The Adversarial Tribunal — Probability Lab

Stage V

Three roles, one world on trial

For each scenario, three specialised agents convene. This is deliberately judicial rather than conversational: the roles have opposing mandates, each case has required elements it must contain, and eloquence earns nothing. The structure exists because single-pass estimates inherit whichever framing the model happened to adopt — forcing the strongest case on both sides before any number is assigned is the most reliable de-biasing device available.

Both cases have mandatory elements — no vibes, no rhetoric. The Skeptic's “count of what must all go right” feeds directly into the conjunction checks downstream.

Calibration by construction

The judge's checklist

The Judge is the only role allowed to assign numbers, and is bound to a five-step checklist drawn from the calibration literature. The order matters — the base rate comes first, so the specific story has to move the number rather than set it.

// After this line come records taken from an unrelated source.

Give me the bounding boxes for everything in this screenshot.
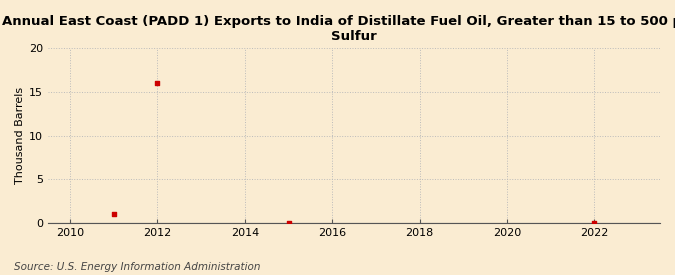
- Text: Source: U.S. Energy Information Administration: Source: U.S. Energy Information Administ…: [14, 262, 260, 272]
- Point: [152, 81, 163, 86]
- Point: [108, 212, 119, 217]
- Point: [589, 221, 600, 225]
- Point: [283, 221, 294, 225]
- Y-axis label: Thousand Barrels: Thousand Barrels: [15, 87, 25, 184]
- Title: Annual East Coast (PADD 1) Exports to India of Distillate Fuel Oil, Greater than: Annual East Coast (PADD 1) Exports to In…: [3, 15, 675, 43]
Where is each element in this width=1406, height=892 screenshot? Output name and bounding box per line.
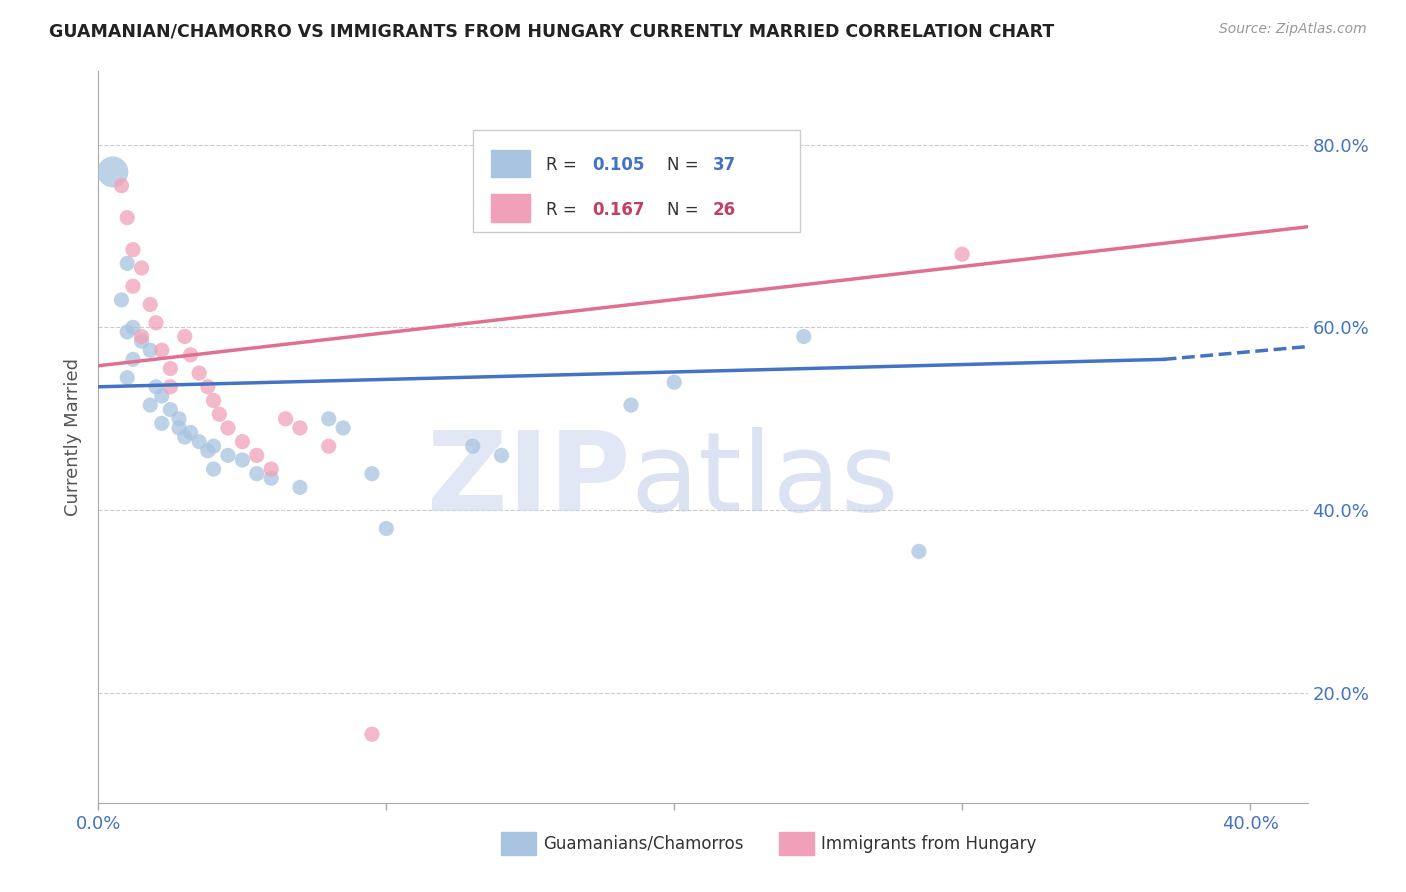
Point — [101, 165, 124, 179]
Point — [139, 343, 162, 358]
Text: 0.167: 0.167 — [592, 201, 644, 219]
Point — [110, 178, 132, 193]
Point — [159, 380, 181, 394]
Text: 0.105: 0.105 — [592, 156, 644, 174]
Point — [159, 402, 181, 417]
Text: atlas: atlas — [630, 427, 898, 534]
Point — [318, 412, 340, 426]
Point — [202, 462, 225, 476]
Point — [173, 430, 195, 444]
Y-axis label: Currently Married: Currently Married — [65, 358, 83, 516]
Point — [167, 412, 190, 426]
FancyBboxPatch shape — [492, 194, 530, 222]
FancyBboxPatch shape — [492, 150, 530, 177]
Point — [202, 439, 225, 453]
Point — [167, 421, 190, 435]
Point — [375, 521, 398, 535]
Text: N =: N = — [666, 156, 703, 174]
FancyBboxPatch shape — [779, 832, 814, 855]
Text: N =: N = — [666, 201, 703, 219]
Point — [202, 393, 225, 408]
Text: R =: R = — [546, 156, 582, 174]
Text: ZIP: ZIP — [427, 427, 630, 534]
Point — [180, 425, 202, 440]
Point — [150, 343, 173, 358]
Point — [260, 471, 283, 485]
Point — [332, 421, 354, 435]
Text: 26: 26 — [713, 201, 735, 219]
Point — [115, 256, 138, 270]
Point — [491, 448, 513, 462]
Point — [115, 325, 138, 339]
Point — [318, 439, 340, 453]
Point — [115, 211, 138, 225]
Point — [288, 421, 311, 435]
Text: R =: R = — [546, 201, 582, 219]
Point — [122, 243, 145, 257]
Point — [145, 316, 167, 330]
Point — [246, 448, 269, 462]
Point — [208, 407, 231, 421]
Text: GUAMANIAN/CHAMORRO VS IMMIGRANTS FROM HUNGARY CURRENTLY MARRIED CORRELATION CHAR: GUAMANIAN/CHAMORRO VS IMMIGRANTS FROM HU… — [49, 22, 1054, 40]
Point — [150, 389, 173, 403]
Point — [246, 467, 269, 481]
FancyBboxPatch shape — [474, 130, 800, 232]
Point — [260, 462, 283, 476]
Point — [159, 361, 181, 376]
Point — [361, 467, 384, 481]
Point — [180, 348, 202, 362]
Point — [664, 375, 686, 389]
Point — [122, 352, 145, 367]
Point — [122, 279, 145, 293]
Point — [620, 398, 643, 412]
Point — [274, 412, 297, 426]
Point — [461, 439, 484, 453]
Point — [231, 453, 253, 467]
Point — [288, 480, 311, 494]
Text: Guamanians/Chamorros: Guamanians/Chamorros — [543, 835, 744, 853]
Point — [188, 434, 211, 449]
Point — [115, 370, 138, 384]
Point — [139, 297, 162, 311]
FancyBboxPatch shape — [501, 832, 536, 855]
Point — [173, 329, 195, 343]
Point — [197, 443, 219, 458]
Point — [145, 380, 167, 394]
Point — [131, 329, 153, 343]
Point — [361, 727, 384, 741]
Point — [150, 417, 173, 431]
Point — [217, 448, 239, 462]
Text: 37: 37 — [713, 156, 735, 174]
Point — [217, 421, 239, 435]
Point — [950, 247, 973, 261]
Point — [139, 398, 162, 412]
Point — [188, 366, 211, 380]
Point — [131, 334, 153, 348]
Point — [793, 329, 815, 343]
Point — [131, 260, 153, 275]
Point — [122, 320, 145, 334]
Text: Source: ZipAtlas.com: Source: ZipAtlas.com — [1219, 22, 1367, 37]
Point — [231, 434, 253, 449]
Point — [110, 293, 132, 307]
Point — [908, 544, 931, 558]
Point — [197, 380, 219, 394]
Text: Immigrants from Hungary: Immigrants from Hungary — [821, 835, 1036, 853]
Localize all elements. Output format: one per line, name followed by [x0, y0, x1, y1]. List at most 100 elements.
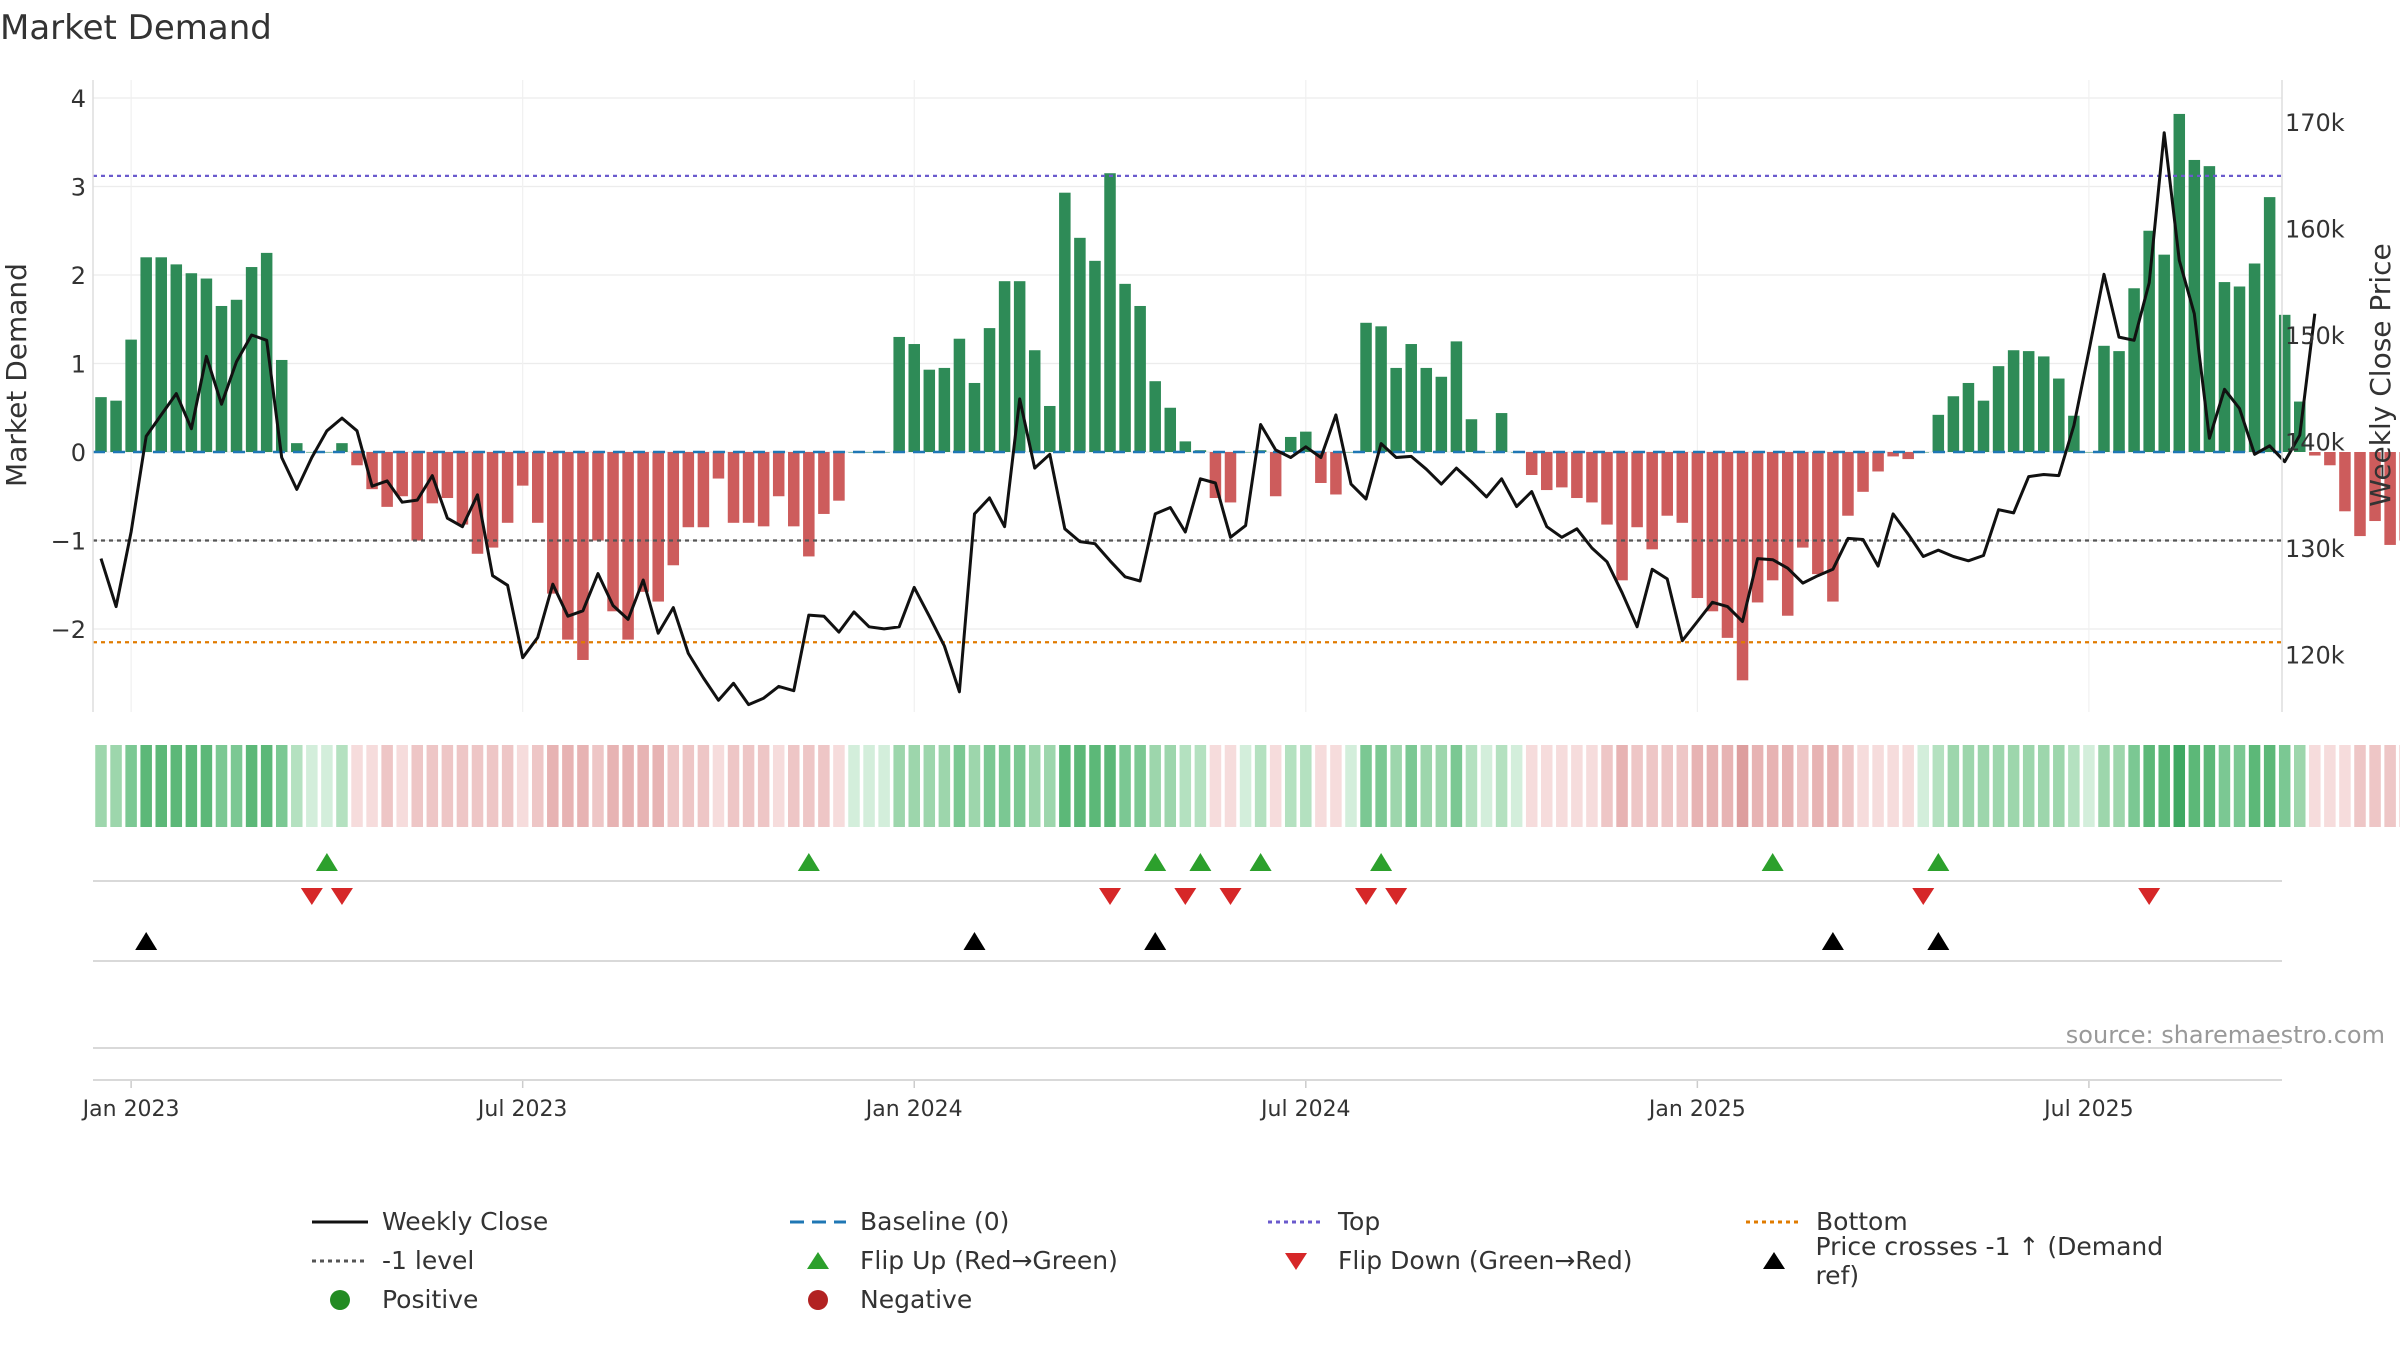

Step 4 targets the conjunction fallacy directly: vivid, specific scenarios feel more probable precisely when they should be judged less probable.

The ruling

Two probabilities per world — and the honesty around them

Each ruling separates two questions that casual forecasting conflates: P(world) — how likely is it that this scenario actually occurs — and P(YES | world) — if it does occur, how likely is the outcome to resolve YES. The product of the two, normalised across the set, is the scenario's weighted contribution to the forecast. A thrilling world that is 8% likely moves the number far less than a dull world at 30%.

A ruling in full. The interval, precondition count, and time-feasibility score are not commentary — each feeds a specific downstream mechanism (Monte Carlo, conjunction discount, time-window discount).

Independence by design

Tribunals run independently — no judge sees another scenario's numbers, so rulings cannot anchor on each other. Disagreement between Advocate and Skeptic is itself recorded (low / moderate / severe) and displayed, because a scenario the roles fought over deserves more scrutiny than one they agreed about.

P(world)

The judged probability that this scenario actually occurs.

P(YES | world)

The judged probability of the outcome, conditional on the scenario occurring — with an 80% interval.

Preconditions

The count of independent things that must all go right; long chains trigger the conjunction discount.

Time feasibility

Whether the causal chain can complete inside the resolution window; low scores trigger the time discount.